Otago in New Zealand is the most southerly wine-growing region in the world (and so one of the coolest). In the middle of the dramatic scenery of the Southern Alps, it has a continental climate, with hot dry summers and crisp winters, schist based soil and a strong tradition of viticulture, which has now partly taken over from sheep farming. It is ideal for growing Pinot Noir grapes, and some of its vineyards have produced internationally recognized wines.

The Peregrine Winery is one of these. On the terraced floor of the Gibbston Valley, below the often snow-capped mountains, the site is bounded to the north by the Kawerau Gorge, one of the most dramatic moments in a remarkable part of the country. In contrast, the winery is calm, smooth, ordered. In Edmund Burke's terms, it is an island of human-made beauty in the middle of the natural sublime landscape. Rows of vines in carefully ordered vineyards spread out over the valley from the central building, which is itself a clearly organized diagram of the processes involved in wine-making.
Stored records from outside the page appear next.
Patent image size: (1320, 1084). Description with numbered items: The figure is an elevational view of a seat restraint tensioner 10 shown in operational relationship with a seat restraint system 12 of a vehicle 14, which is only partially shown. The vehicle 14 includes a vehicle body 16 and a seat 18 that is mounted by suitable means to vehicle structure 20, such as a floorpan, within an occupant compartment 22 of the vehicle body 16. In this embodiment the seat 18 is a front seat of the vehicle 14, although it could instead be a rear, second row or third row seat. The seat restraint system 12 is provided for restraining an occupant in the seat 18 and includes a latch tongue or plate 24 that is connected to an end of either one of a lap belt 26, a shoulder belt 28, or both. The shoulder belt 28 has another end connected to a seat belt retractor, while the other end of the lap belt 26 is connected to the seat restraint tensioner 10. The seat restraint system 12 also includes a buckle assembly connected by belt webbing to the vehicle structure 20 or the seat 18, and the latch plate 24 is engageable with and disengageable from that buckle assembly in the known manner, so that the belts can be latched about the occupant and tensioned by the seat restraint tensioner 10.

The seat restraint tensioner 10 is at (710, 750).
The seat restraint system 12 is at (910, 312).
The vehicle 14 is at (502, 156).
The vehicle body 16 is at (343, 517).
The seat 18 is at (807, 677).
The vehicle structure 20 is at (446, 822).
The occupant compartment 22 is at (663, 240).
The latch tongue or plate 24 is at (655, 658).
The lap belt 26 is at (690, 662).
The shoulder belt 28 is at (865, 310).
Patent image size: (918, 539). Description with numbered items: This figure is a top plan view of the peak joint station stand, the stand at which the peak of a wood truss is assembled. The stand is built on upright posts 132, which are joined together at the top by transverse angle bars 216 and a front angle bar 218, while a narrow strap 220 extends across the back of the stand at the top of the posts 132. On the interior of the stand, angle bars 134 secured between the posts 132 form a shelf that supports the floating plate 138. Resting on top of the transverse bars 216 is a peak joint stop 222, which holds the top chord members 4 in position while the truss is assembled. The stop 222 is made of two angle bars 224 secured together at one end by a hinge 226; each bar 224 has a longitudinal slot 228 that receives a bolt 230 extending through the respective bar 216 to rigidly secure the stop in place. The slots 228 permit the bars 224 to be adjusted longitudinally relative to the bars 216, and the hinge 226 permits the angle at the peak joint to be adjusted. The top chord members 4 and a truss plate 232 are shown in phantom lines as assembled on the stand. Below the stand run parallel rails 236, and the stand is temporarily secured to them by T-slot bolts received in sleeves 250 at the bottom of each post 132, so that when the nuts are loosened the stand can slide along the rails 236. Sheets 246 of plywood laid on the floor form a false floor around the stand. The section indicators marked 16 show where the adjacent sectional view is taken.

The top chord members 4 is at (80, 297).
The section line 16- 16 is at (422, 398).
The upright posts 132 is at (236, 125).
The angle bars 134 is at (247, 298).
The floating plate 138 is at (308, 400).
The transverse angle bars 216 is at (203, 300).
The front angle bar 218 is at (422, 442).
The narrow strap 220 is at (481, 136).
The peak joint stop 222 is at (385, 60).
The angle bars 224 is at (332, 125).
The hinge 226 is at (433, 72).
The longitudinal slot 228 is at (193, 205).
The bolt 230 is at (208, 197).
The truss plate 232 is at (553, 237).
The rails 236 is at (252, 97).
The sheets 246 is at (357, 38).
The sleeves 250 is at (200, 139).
The process and the building are both linear. And the whole string of events is contained under a long curving translucent roof that both unites the stages in wine production and becomes a shining emblem of the place. Visitors approach from the south, and are introduced down a ramp to the final stage in the production process. You can taste the products in the barrel room where the wine is stored before despatch, a 40m long modern version of the traditional viticultural cave, in which oak barrels stretch into the distance. After this introduction, visitors are encouraged to stroll on the terraced roof, where views of the Kawerau Gorge are framed under the translucent canopy floating overhead. It is made of deeply corrugated composite glass-fibre sheeting supported on galvanized purlins, which themselves bear on propped frames made of universal beams with their webs drilled out. This 140m long roof is not just a picturesque feature: it obviates the need to allow for snow loads on the building below, and removes most of the solar heat gain from the production rooms, where stable temperatures are important. Digging the barrel room and the internal fermenter chamber into the ground also aids temperature control. An external fermentation area extends to the east of the main linear route under separate canopies, and at the junction of the two axes is the workpad, where grapes and barrels are manipulated.

But in the end, the building did not earn its award for careful organization of the production process (though that was obviously not unimportant). The huge, calm gently curving silvery canopy floating over the massive base, all set among the orderly vineyards, makes an irresistible and poetic vision of civilization amid wild nature, and the jury was unanimously convinced by it.